Aujourd’hui, ce que je retiens de mes observations quotidiennes ce sont ces sentiers tracés graduellement par érosion à la suite du passage répété de piétons, cyclistes ou animaux. Je suis revenu à ces chemins du désir, qu’on appelle aussi chemins de chèvre, et aussi lignes de désir dans le langage des urbanistes.
Je lis sur le blog «Bougez autrement à Blois » : Les lignes de désir ; ce concept original désigne un chemin ou une sente créé par les animaux, les piétons, les cyclistes. L’itinéraire est naturel, logique, direct et confortable. Mais il est aussi souvent différent de l’itinéraire créé par les aménageurs… Oui, ce cheminement qui marque le paysage représente généralement l’itinéraire le plus court ou le plus facile à parcourir entre une origine et une destination. On remarque même d’une façon constante que ces sentiers sont d’autant plus nombreux que le piéton n’est pas ou peu prévu dans l’aménagement, et doit se forger son propre réseau.
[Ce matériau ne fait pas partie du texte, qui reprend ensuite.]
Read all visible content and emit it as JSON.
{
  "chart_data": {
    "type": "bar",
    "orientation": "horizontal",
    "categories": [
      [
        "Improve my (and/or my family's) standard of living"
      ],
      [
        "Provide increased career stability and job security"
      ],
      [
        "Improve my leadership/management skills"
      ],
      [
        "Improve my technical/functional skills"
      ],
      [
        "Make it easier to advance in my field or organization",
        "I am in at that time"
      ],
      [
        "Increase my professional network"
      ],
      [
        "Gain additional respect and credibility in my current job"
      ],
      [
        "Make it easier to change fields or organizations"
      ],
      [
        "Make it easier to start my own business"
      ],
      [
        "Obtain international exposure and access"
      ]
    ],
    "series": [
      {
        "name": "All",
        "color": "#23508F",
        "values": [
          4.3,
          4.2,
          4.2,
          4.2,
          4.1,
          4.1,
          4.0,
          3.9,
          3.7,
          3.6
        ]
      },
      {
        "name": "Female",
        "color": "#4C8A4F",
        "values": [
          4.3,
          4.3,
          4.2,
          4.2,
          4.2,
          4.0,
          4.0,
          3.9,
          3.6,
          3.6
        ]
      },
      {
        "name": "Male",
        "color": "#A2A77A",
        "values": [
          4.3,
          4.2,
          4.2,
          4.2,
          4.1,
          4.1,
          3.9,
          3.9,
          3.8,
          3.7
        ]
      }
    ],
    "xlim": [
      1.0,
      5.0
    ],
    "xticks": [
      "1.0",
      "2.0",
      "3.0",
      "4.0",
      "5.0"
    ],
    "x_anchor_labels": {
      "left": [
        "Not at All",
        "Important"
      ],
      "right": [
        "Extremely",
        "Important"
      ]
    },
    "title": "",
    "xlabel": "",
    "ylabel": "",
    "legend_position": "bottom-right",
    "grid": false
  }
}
Les lignes de désir sont le symptôme d’un aménagement urbain déficient
En rapportant dans La Presse (un quotidien canadien) une affaire en cours de jugement au palais de justice de Montréal, la journaliste Rima Elkouri écrivait en 2012 que « madame S. », citoyenne du Mile End, y était pour contester une contravention reçue pour avoir osé traverser la voie ferrée qui sépare son quartier de la Petite-Italie. Dans son article Rima Elkouri mentionnait : Dès 1992, alors qu’il travaillait à la Ville de Montréal, l’urbaniste Jean Décarie avait en effet étudié en long et en large cette cicatrice urbaine créée par le chemin de fer du CP. Le long du couloir ferroviaire, on avait fait l’inventaire des brèches dans la clôture. En suivant les pas dans la neige, on avait cartographié les «lignes de désir». […] Ces nombreuses lignes de désir sont très éloquentes. Elles sont le symptôme d’un aménagement urbain déficient. Si on y érige un mur, il sera démoli. Si on plante une clôture, elle sera coupée. Si on répare la clôture, elle sera trouée le lendemain. Et si on donne des contraventions aux «délinquants», cela ne changera absolument rien…
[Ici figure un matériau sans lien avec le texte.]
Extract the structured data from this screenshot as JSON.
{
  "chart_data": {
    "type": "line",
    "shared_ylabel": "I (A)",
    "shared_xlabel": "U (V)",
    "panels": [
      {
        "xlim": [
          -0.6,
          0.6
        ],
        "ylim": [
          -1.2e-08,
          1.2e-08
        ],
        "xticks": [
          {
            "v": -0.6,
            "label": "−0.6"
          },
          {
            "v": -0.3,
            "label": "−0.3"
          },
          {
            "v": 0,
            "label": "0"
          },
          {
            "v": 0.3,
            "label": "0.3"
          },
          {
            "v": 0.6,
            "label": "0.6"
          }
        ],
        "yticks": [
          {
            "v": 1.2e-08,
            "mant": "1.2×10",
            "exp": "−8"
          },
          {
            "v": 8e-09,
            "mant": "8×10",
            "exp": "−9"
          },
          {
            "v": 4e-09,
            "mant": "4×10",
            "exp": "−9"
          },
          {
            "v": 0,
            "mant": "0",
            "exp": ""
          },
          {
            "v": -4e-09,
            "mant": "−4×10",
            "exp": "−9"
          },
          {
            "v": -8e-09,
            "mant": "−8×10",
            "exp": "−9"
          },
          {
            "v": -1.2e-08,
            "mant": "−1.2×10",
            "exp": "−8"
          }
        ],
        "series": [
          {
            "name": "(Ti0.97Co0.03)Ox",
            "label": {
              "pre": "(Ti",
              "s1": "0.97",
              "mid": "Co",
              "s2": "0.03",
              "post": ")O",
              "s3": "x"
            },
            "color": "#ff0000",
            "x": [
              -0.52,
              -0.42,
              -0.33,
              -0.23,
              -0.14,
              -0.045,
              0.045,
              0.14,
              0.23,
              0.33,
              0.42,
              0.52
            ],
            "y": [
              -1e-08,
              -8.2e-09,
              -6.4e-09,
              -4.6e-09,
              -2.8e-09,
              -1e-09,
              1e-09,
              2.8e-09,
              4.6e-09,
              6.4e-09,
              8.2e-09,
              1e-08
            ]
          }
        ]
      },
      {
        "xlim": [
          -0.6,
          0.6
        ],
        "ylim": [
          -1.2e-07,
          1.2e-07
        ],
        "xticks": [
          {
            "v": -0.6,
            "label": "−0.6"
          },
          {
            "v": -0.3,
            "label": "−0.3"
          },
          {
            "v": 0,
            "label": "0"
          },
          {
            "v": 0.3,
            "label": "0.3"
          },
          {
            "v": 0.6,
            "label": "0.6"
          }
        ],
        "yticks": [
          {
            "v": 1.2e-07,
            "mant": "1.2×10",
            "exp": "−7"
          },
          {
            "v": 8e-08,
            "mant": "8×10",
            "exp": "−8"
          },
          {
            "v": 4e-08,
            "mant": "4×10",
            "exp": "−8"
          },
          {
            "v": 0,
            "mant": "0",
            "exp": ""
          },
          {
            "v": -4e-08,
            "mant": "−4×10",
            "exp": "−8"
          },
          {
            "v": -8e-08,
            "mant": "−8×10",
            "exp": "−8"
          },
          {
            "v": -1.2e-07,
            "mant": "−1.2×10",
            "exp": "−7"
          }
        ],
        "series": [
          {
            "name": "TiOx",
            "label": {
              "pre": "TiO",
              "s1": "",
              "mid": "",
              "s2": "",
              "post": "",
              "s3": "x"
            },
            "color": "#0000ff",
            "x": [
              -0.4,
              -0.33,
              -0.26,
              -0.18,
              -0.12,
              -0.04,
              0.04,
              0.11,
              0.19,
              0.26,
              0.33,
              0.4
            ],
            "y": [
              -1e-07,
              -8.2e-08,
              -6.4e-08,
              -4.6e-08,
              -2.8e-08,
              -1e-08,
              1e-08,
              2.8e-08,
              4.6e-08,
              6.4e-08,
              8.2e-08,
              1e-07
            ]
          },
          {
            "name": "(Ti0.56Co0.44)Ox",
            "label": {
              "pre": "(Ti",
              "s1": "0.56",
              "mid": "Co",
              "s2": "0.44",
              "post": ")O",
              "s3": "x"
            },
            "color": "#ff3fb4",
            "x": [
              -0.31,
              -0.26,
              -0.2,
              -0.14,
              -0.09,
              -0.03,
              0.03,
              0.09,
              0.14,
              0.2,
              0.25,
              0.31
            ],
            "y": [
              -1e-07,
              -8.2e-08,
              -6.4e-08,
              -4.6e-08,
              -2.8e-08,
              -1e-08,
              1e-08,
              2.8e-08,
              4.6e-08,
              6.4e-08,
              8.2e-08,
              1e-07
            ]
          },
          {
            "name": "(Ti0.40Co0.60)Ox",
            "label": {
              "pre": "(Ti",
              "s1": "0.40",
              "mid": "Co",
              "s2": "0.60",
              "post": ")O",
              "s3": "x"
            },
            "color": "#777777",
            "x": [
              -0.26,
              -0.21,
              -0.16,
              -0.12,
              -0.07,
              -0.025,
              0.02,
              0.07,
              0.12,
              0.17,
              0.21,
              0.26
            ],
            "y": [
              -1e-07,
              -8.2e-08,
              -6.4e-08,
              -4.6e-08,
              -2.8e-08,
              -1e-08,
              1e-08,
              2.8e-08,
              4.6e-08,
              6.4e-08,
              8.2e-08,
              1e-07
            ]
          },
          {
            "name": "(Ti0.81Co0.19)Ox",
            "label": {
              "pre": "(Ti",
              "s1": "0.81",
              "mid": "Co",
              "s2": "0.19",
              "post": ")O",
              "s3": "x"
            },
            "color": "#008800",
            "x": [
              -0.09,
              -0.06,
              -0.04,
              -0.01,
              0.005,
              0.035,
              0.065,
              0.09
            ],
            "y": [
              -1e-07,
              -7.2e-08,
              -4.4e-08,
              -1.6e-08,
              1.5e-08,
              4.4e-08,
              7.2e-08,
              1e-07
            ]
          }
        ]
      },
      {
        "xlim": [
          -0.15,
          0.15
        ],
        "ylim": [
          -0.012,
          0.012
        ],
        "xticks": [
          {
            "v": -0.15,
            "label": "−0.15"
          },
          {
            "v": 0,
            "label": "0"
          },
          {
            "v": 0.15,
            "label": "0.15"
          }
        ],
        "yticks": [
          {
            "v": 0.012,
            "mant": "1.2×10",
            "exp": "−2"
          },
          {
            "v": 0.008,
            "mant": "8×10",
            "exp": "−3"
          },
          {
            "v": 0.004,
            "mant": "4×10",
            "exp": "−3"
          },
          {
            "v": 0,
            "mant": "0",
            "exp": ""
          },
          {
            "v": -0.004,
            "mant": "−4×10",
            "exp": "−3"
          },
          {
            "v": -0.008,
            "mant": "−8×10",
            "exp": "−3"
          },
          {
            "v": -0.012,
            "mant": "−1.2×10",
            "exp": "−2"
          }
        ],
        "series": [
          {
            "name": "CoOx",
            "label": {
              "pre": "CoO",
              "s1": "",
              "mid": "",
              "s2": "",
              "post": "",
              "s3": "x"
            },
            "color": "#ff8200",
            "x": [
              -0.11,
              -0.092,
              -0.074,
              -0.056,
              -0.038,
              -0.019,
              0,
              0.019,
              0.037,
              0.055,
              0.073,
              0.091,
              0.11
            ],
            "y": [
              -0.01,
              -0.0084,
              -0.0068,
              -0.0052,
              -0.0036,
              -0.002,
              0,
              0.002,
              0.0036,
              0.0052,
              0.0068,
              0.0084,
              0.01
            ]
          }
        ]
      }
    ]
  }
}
La largeur et la gravité de l’érosion, indicateurs du niveau de trafic
Il n’y aurait donc qu’à les remarquer, les comprendre. D’autant que la largeur et la gravité de l’érosion sont souvent des indicateurs du niveau de trafic qu’un chemin reçoit. Ce sont des raccourcis qui se dessinent là où les chemins construits empruntent un chemin détourné, ont des lacunes ou sont inexistants. Sonia Lavadinho – une géographe, sociologue, spécialiste en anthropologie urbaine et de la marche urbaine – qui interroge les dynamiques de proximité et la proxémie (1) de l’espace public, les définit comme les courbures optimales du tracé qu’un piéton laisse dans son sillage lorsqu’il est totalement libre de son mouvement. Elle ajoute : les lignes de désir sont constamment contrées par d’autres forces (véhicules, aménagements urbains, etc.).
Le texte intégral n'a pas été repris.